The L.A. Times reports

The Center for Science in the Public Interest has filed a lawsuit against McDonald’s Corp., claiming that the company’s meals with toys unfairly entice children into eating food that can do them harm…

The lead plaintiff in the suit is Monica Parham, a mother of two from Sacramento who said the company “uses toys as bait to induce her kids to clamor to go to McDonald’s,” the organization said.

It’s a little hard to know what to say about this… On one hand, frankly, I think it’s absurd, and it makes me a little mad just to read it. On the other hand, the fact that someone feels compelled to go to court over something like this makes me think their mind is unlikely to be swayed just by me saying so. I have to guess that they look at the world with a very different set of assumptions from me – which is perhaps the more interesting point.

I can sympathize with the challenges parents have raising their kids, but like most people I suspect (or hope?), I believe that the responsibility for managing kids’ behavior does lie ultimately with parents, even in situations when that’s difficult.

Evidently the complaint here is not that McDonald’s sells unhealthy food, but rather the fact that they make the product even more appealing by adding the toy.

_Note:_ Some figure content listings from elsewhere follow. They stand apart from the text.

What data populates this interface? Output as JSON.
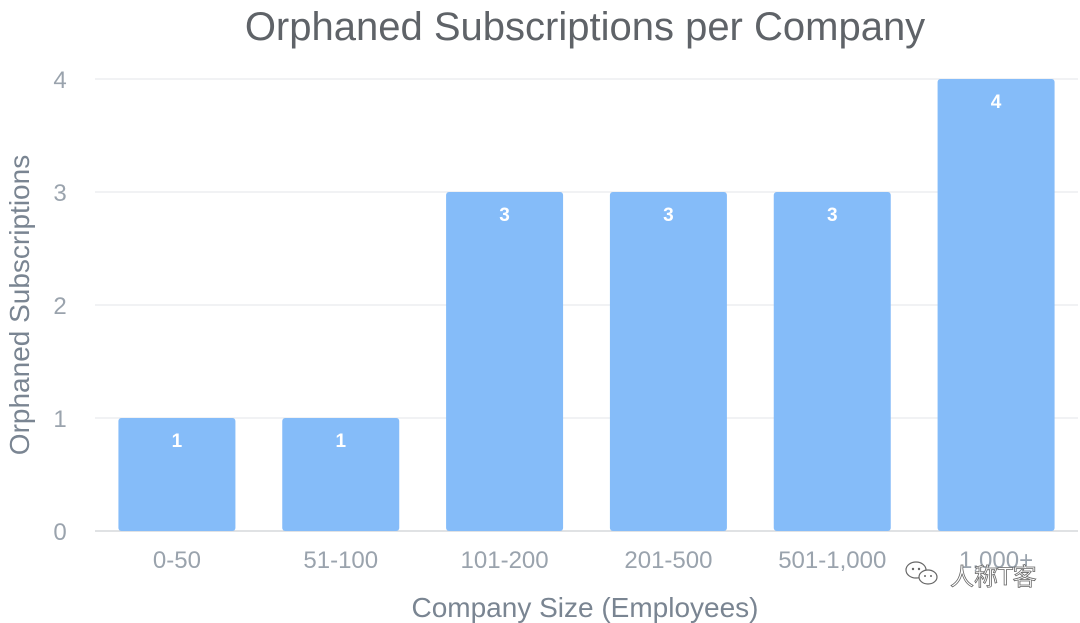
{
  "chart_data": {
    "type": "bar",
    "title": "Orphaned Subscriptions per Company",
    "xlabel": "Company Size (Employees)",
    "ylabel": "Orphaned Subscriptions",
    "categories": [
      "0-50",
      "51-100",
      "101-200",
      "201-500",
      "501-1,000",
      "1,000+"
    ],
    "values": [
      1,
      1,
      3,
      3,
      3,
      4
    ],
    "data_labels": [
      "1",
      "1",
      "3",
      "3",
      "3",
      "4"
    ],
    "ylim": [
      0,
      4
    ],
    "yticks": [
      "0",
      "1",
      "2",
      "3",
      "4"
    ],
    "grid": true,
    "bar_color": "#85bcf9",
    "legend": "none"
  },
  "watermark": {
    "text": "人称T客",
    "icon": "wechat-icon"
  }
}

So presumably the Center for Science in the Public Interest is not saying it’s wrong for kids to ever eat foods with high sugar and fat content. But if it’s not inherently wrong to sell something, at what point does it become wrong to make the product more attractive to your customers?

I can understand that kids are potentially more vulnerable to clever marketing than adults, but I’m not convinced that prohibiting that would be doing them a favor, even if it would make life easier for their parents and even if doing so could be justified on legal grounds (though I’m sure it can’t). We all have to learn to make good choices when we would prefer not to. I’m not sure that that gets any easier as we get older, but nonetheless as adults we do have to take responsibility for our own decisions. If kids never encounter situations in which their parents have the opportunity to train them to do that, will they learn to make good choices when they get older? I’m not so sure.

But then again, I’m not a parent. It would be interesting to hear what people with kids think about this. Incidentally, I was pleased to find that some other people also think this is absurd, and have said so far more eloquently than me – Walter Olson at the NY Daily News and Megan McArdle at The Atlantic. They are both worth reading.